Colin loves to read. And he got a new book the other day ... The Secret History of Giants by Professor Ari Berk.
It's a pretty cool book, and it reads like a truly fact-based historical book rather than a mythical story. Which is a problem for a seven-year-old who still believes that such creatures were possible.
That kind of thing is exactly what bugs me about dinosaurs. And knights. Even though such things actually existed, they're implanted into various fantastic stories, so the line between them and other such creatures - like giants and dragons and stuff - is blurred. It just feels weird to say, "Dragons aren't real, but dinosaurs were." And then there are unicorns, which look just like horses with horns and therefore more realistic than some of the prehistoric creatures that actually were real. And then there are dwarves, a.k.a. "little people," not to be confused with the magical, mythical dwarves that, like, lived with Snow White. It's enough to baffle me, let alone a kid.

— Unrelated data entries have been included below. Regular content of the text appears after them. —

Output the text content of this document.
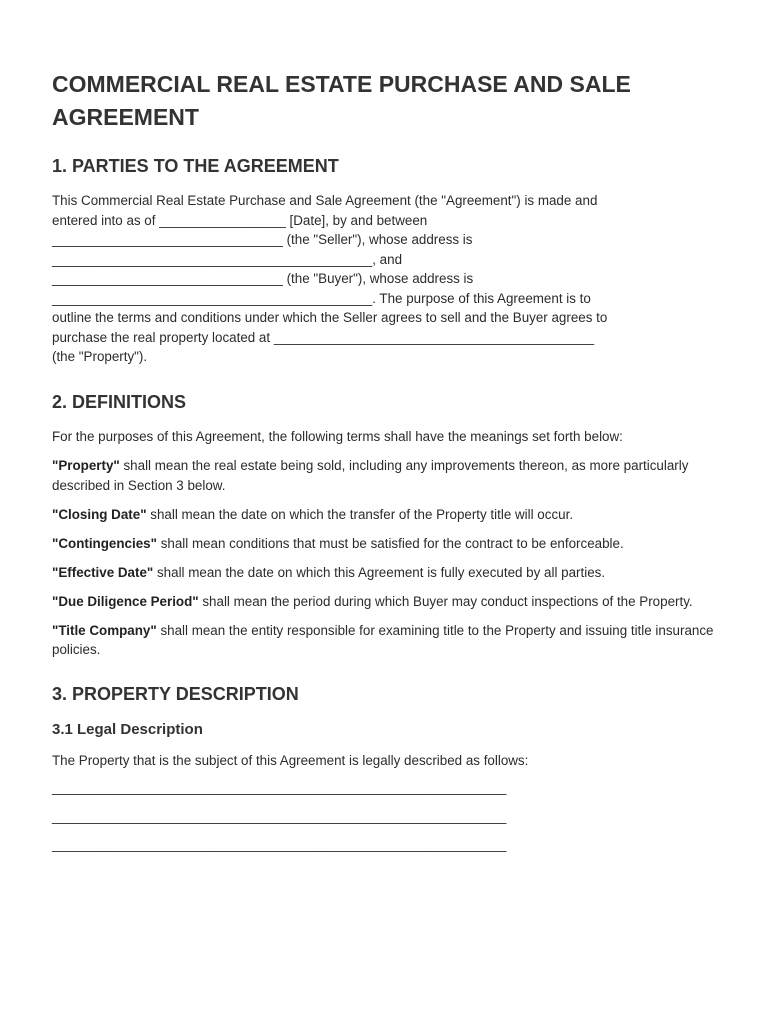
COMMERCIAL REAL ESTATE PURCHASE AND SALE AGREEMENT
1. PARTIES TO THE AGREEMENT

This Commercial Real Estate Purchase and Sale Agreement (the "Agreement") is made and
entered into as of _________________ [Date], by and between
_______________________________ (the "Seller"), whose address is
___________________________________________, and
_______________________________ (the "Buyer"), whose address is
___________________________________________. The purpose of this Agreement is to
outline the terms and conditions under which the Seller agrees to sell and the Buyer agrees to
purchase the real property located at ___________________________________________
(the "Property").

2. DEFINITIONS

For the purposes of this Agreement, the following terms shall have the meanings set forth below:

"Property" shall mean the real estate being sold, including any improvements thereon, as more particularly described in Section 3 below.

"Closing Date" shall mean the date on which the transfer of the Property title will occur.

"Contingencies" shall mean conditions that must be satisfied for the contract to be enforceable.

"Effective Date" shall mean the date on which this Agreement is fully executed by all parties.

"Due Diligence Period" shall mean the period during which Buyer may conduct inspections of the Property.

"Title Company" shall mean the entity responsible for examining title to the Property and issuing title insurance policies.

3. PROPERTY DESCRIPTION
3.1 Legal Description

The Property that is the subject of this Agreement is legally described as follows:

_____________________________________________________________

_____________________________________________________________

_____________________________________________________________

So anyway, Colin was reading this book and I could tell he believed that it was factual information. So I said, "Colin ... you do know that giants aren't real, right?"
He looked at me blankly.
"They're just made-up. They're part of a group of mythical creatures like gnomes, elves, fairies ..."
Colin looked at me, wide-eyed. "You mean the Tooth Fairy isn't real?"
OMFG. Way to go, Rita. Way. To. Go.
"Well - " I stammered. "Some ... some fairies are, um, real. Hey, look at that!" and then I pointed at some random thing to take the focus off the conversation at hand. It worked, but I have the feeling that the next time he loses a tooth, he's going to be all, "But Mom, you said fairies aren't real!" And then from there, the fabric of his childish beliefs will slowly unravel. Pretty soon he's going to be questioning the validity of Santa Claus and the Easter Bunny. All because I wouldn't let him mistakenly believe that giants were real.
Mother of the Year right here, y'all.